La ricognizione aerea è fondamentale. Ma non mi tirerei indietro in missioni al suolo, in Libia non saremmo i primi a farlo. Altri già intervengono, gli americani per esempio. Che siano droni oppure aerei pilotati, poco cambia. Del resto avendo a suo tempo autorizzato l’uso dell’aeroporto di Sigonella per i velivoli non pilotati americani che non volano sulla Libia per il piacere di trasmettere immagini di un bel panorama, è come se già fossimo noi ad intervenire. Ne siamo parte. In guerra, anche un cuoco è un nemico, anche se sa friggere solo le uova.
Poniamo s’arrivasse a ciò, la logistica di tali operazioni sarebbe gestita dall’ Italia od in loco?

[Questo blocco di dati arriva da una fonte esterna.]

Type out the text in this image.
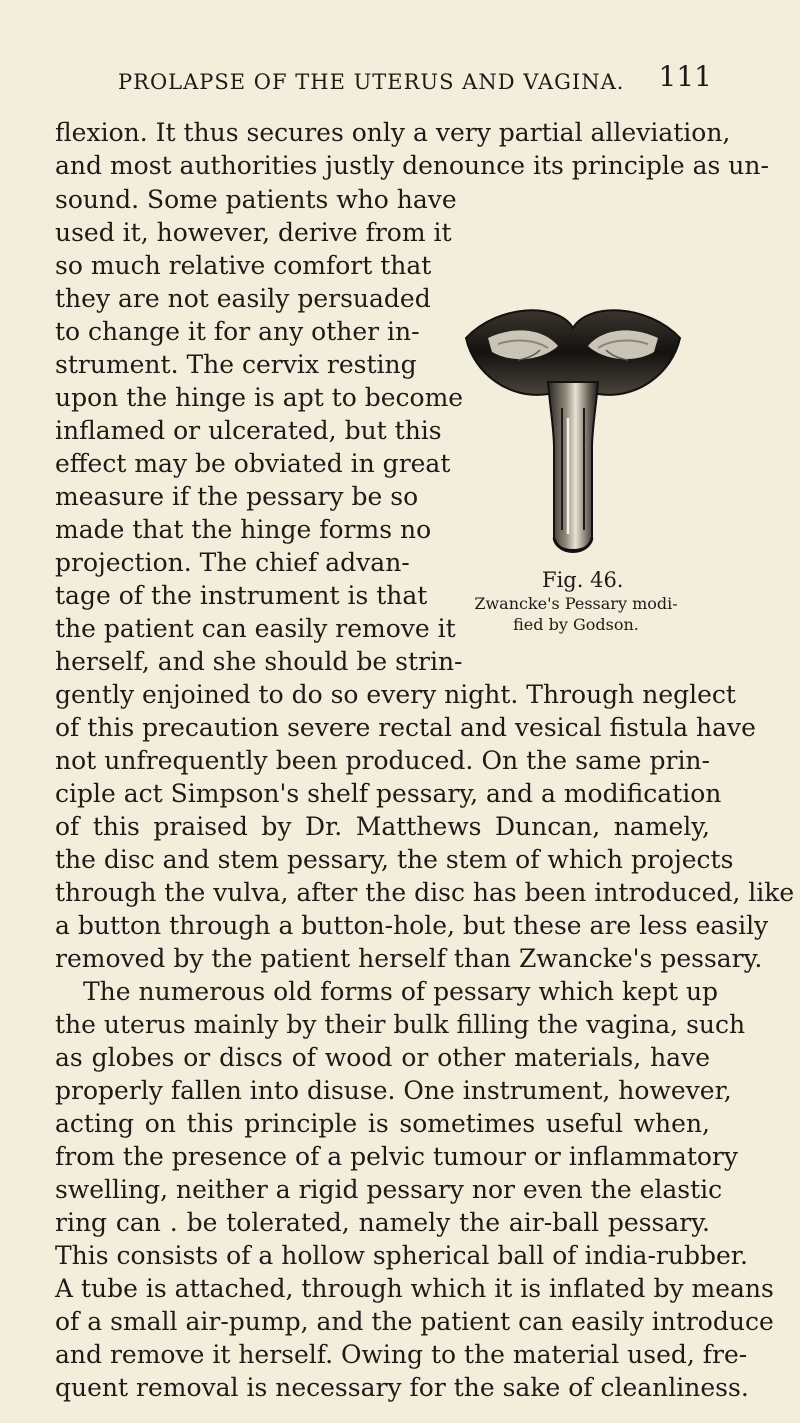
PROLAPSE OF THE UTERUS AND VAGINA. 111
flexion. It thus secures only a very partial alleviation,
and most authorities justly denounce its principle as un-
sound. Some patients who have
used it, however, derive from it
so much relative comfort that
they are not easily persuaded
to change it for any other in-
strument. The cervix resting
upon the hinge is apt to become
inflamed or ulcerated, but this
effect may be obviated in great
measure if the pessary be so
made that the hinge forms no
projection. The chief advan-
tage of the instrument is that
the patient can easily remove it
herself, and she should be strin-
gently enjoined to do so every night. Through neglect
of this precaution severe rectal and vesical fistula have
not unfrequently been produced. On the same prin-
ciple act Simpson's shelf pessary, and a modification
of this praised by Dr. Matthews Duncan, namely,
the disc and stem pessary, the stem of which projects
through the vulva, after the disc has been introduced, like
a button through a button-hole, but these are less easily
removed by the patient herself than Zwancke's pessary.
The numerous old forms of pessary which kept up
the uterus mainly by their bulk filling the vagina, such
as globes or discs of wood or other materials, have
properly fallen into disuse. One instrument, however,
acting on this principle is sometimes useful when,
from the presence of a pelvic tumour or inflammatory
swelling, neither a rigid pessary nor even the elastic
ring can . be tolerated, namely the air-ball pessary.
This consists of a hollow spherical ball of india-rubber.
A tube is attached, through which it is inflated by means
of a small air-pump, and the patient can easily introduce
and remove it herself. Owing to the material used, fre-
quent removal is necessary for the sake of cleanliness.
Fig. 46.
Zwancke's Pessary modi-
fied by Godson.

Intanto, non vedo grossi problemi logistici e, comunque, qualunque operazione in atto, anche nel più lontano Afghanistan viene gestita dal territorio nazionale. Inevitabile. Parliamo di un’area del Mediterraneo, non siamo nel Pacifico.
Paesi terzi accetterebbero incursioni italiane sul proprio suolo, non vi è rischio d’escalation?

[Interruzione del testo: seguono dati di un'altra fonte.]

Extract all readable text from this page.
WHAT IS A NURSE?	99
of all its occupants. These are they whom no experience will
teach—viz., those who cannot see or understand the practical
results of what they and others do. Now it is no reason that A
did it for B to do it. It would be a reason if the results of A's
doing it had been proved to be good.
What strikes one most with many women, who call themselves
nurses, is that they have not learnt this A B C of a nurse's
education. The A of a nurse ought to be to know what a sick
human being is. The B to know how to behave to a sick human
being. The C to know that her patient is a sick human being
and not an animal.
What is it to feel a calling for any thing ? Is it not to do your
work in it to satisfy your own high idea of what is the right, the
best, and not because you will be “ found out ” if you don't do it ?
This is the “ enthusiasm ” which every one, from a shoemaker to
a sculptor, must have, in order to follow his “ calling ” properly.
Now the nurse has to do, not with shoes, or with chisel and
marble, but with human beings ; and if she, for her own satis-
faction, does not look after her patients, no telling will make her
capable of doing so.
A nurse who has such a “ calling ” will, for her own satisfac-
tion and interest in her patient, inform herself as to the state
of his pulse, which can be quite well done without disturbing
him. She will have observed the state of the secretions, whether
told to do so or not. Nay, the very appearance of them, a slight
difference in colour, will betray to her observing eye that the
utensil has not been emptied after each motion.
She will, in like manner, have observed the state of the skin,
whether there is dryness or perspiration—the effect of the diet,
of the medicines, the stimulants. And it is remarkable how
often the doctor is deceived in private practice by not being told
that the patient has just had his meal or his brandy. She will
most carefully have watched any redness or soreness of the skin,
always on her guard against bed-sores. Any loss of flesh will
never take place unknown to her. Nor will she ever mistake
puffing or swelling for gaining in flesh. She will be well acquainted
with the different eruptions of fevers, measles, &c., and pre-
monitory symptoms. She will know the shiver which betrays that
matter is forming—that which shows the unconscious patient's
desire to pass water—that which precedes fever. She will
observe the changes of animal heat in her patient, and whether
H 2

Credo di aver risposto anche a questa domanda quando ho parlato di interessi e conseguenze. Stiamo dando un sacco di soldi alla Libia, stiamo addestrando, mi hanno detto, la loro Guardia Costiera, sono questi i risultati? Adesso si parla di Tunisia. Ne siamo veramente certi? Di certo lì c’è uno Stato che, sebbene stia passando ora un periodo di crisi, funziona, e credo che abbia maggiori possibilità di controllare il territorio, anche perché oltre a vendere l’olio di oliva per volontà di Bruxelles, in barba al nostro, riceve un bel po’ di nostri connazionali come turisti.

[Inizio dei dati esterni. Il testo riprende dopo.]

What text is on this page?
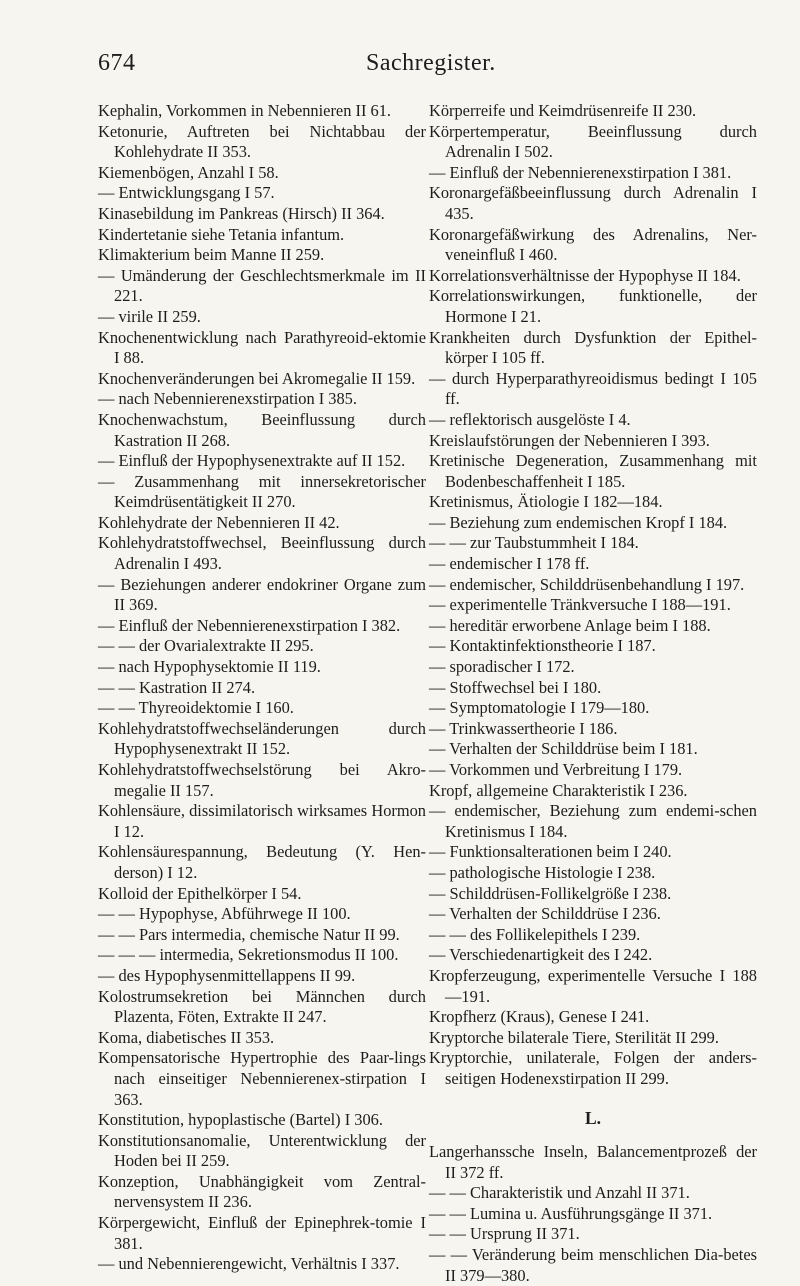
674	Sachregister.
Kephalin, Vorkommen in Nebennieren II 61.
Ketonurie, Auftreten bei Nichtabbau der Kohlehydrate II 353.
Kiemenbögen, Anzahl I 58.
— Entwicklungsgang I 57.
Kinasebildung im Pankreas (Hirsch) II 364.
Kindertetanie siehe Tetania infantum.
Klimakterium beim Manne II 259.
— Umänderung der Geschlechtsmerkmale im II 221.
— virile II 259.
Knochenentwicklung nach Parathyreoid-ektomie I 88.
Knochenveränderungen bei Akromegalie II 159.
— nach Nebennierenexstirpation I 385.
Knochenwachstum, Beeinflussung durch Kastration II 268.
— Einfluß der Hypophysenextrakte auf II 152.
— Zusammenhang mit innersekretorischer Keimdrüsentätigkeit II 270.
Kohlehydrate der Nebennieren II 42.
Kohlehydratstoffwechsel, Beeinflussung durch Adrenalin I 493.
— Beziehungen anderer endokriner Organe zum II 369.
— Einfluß der Nebennierenexstirpation I 382.
— — der Ovarialextrakte II 295.
— nach Hypophysektomie II 119.
— — Kastration II 274.
— — Thyreoidektomie I 160.
Kohlehydratstoffwechseländerungen durch Hypophysenextrakt II 152.
Kohlehydratstoffwechselstörung bei Akro-megalie II 157.
Kohlensäure, dissimilatorisch wirksames Hormon I 12.
Kohlensäurespannung, Bedeutung (Y. Hen-derson) I 12.
Kolloid der Epithelkörper I 54.
— — Hypophyse, Abführwege II 100.
— — Pars intermedia, chemische Natur II 99.
— — — intermedia, Sekretionsmodus II 100.
— des Hypophysenmittellappens II 99.
Kolostrumsekretion bei Männchen durch Plazenta, Föten, Extrakte II 247.
Koma, diabetisches II 353.
Kompensatorische Hypertrophie des Paar-lings nach einseitiger Nebennierenex-stirpation I 363.
Konstitution, hypoplastische (Bartel) I 306.
Konstitutionsanomalie, Unterentwicklung der Hoden bei II 259.
Konzeption, Unabhängigkeit vom Zentral-nervensystem II 236.
Körpergewicht, Einfluß der Epinephrek-tomie I 381.
— und Nebennierengewicht, Verhältnis I 337.
Körperreife und Keimdrüsenreife II 230.
Körpertemperatur, Beeinflussung durch Adrenalin I 502.
— Einfluß der Nebennierenexstirpation I 381.
Koronargefäßbeeinflussung durch Adrenalin I 435.
Koronargefäßwirkung des Adrenalins, Ner-veneinfluß I 460.
Korrelationsverhältnisse der Hypophyse II 184.
Korrelationswirkungen, funktionelle, der Hormone I 21.
Krankheiten durch Dysfunktion der Epithel-körper I 105 ff.
— durch Hyperparathyreoidismus bedingt I 105 ff.
— reflektorisch ausgelöste I 4.
Kreislaufstörungen der Nebennieren I 393.
Kretinische Degeneration, Zusammenhang mit Bodenbeschaffenheit I 185.
Kretinismus, Ätiologie I 182—184.
— Beziehung zum endemischen Kropf I 184.
— — zur Taubstummheit I 184.
— endemischer I 178 ff.
— endemischer, Schilddrüsenbehandlung I 197.
— experimentelle Tränkversuche I 188—191.
— hereditär erworbene Anlage beim I 188.
— Kontaktinfektionstheorie I 187.
— sporadischer I 172.
— Stoffwechsel bei I 180.
— Symptomatologie I 179—180.
— Trinkwassertheorie I 186.
— Verhalten der Schilddrüse beim I 181.
— Vorkommen und Verbreitung I 179.
Kropf, allgemeine Charakteristik I 236.
— endemischer, Beziehung zum endemi-schen Kretinismus I 184.
— Funktionsalterationen beim I 240.
— pathologische Histologie I 238.
— Schilddrüsen-Follikelgröße I 238.
— Verhalten der Schilddrüse I 236.
— — des Follikelepithels I 239.
— Verschiedenartigkeit des I 242.
Kropferzeugung, experimentelle Versuche I 188—191.
Kropfherz (Kraus), Genese I 241.
Kryptorche bilaterale Tiere, Sterilität II 299.
Kryptorchie, unilaterale, Folgen der anders-seitigen Hodenexstirpation II 299.
L.
Langerhanssche Inseln, Balancementprozeß der II 372 ff.
— — Charakteristik und Anzahl II 371.
— — Lumina u. Ausführungsgänge II 371.
— — Ursprung II 371.
— — Veränderung beim menschlichen Dia-betes II 379—380.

È chiaro il suggerimento? Noi dobbiamo guardare ai nostri obiettivi e uno di questi ricade nella sicurezza e l’ordine sociale, ma, come ho già detto, è tutto l’Esecutivo a doversene farsene carico. Non è solo il problema di Matteo Salvini. Ognuno Dicastero deve fare la sua parte. Certo, non si può pensare di individuare misure coordinate con un Consiglio di ministri, purtroppo a noi manca un National Security Council, la cui funzione nella circostanza aiuterebbe.
Dopo il blocco dei porti, quale potrebbe essere la mossa successiva?
La chiusura dei porti, l’ho già detto, la lascerei come ultima ratio. Se proprio. Ma è solo un fatto dimostrativo. È l’ultima spiaggia, qualcosa da giocare come ultima risorsa.
Ben inteso che voler chiudere solo i porti significa ora offrire il fianco a tutto un movimento d’ opinione buonista, con scarsi risultati nel medio e lungo termine. E, purtroppo, evoca episodi del passato. Facile da strumentalizzare. Significherebbe, come accennato prima, prendere di mira questi disgraziati che comunque scappano da un qualcosa che probabilmente li spaventa. Ciò non ci deve influenzare anche se deve essere chiaro con chi abbiamo a che fare senza farsi prendere sempre dal sentimento umanitario a tutti i costi.
Il nostro obiettivo non sono loro. Con la sola chiusura dei porti, rischiamo di avere ora delle vittorie, forse soltanto una, solo tattiche, ma alla fine temo che cederemo. Perderemo la guerra dimostrando di non avere determinazione e di cedere al primo naufragio o all’immagine del primo bambino annegato, fake o no che sia. I nostri “target” sono dall’altra parte ed è lì che bisogna andare a prenderli per porre fine a questa emergenza e perché no, anche per far vedere la nostra determinazione nel combattere un vero e proprio commercio di schiavi.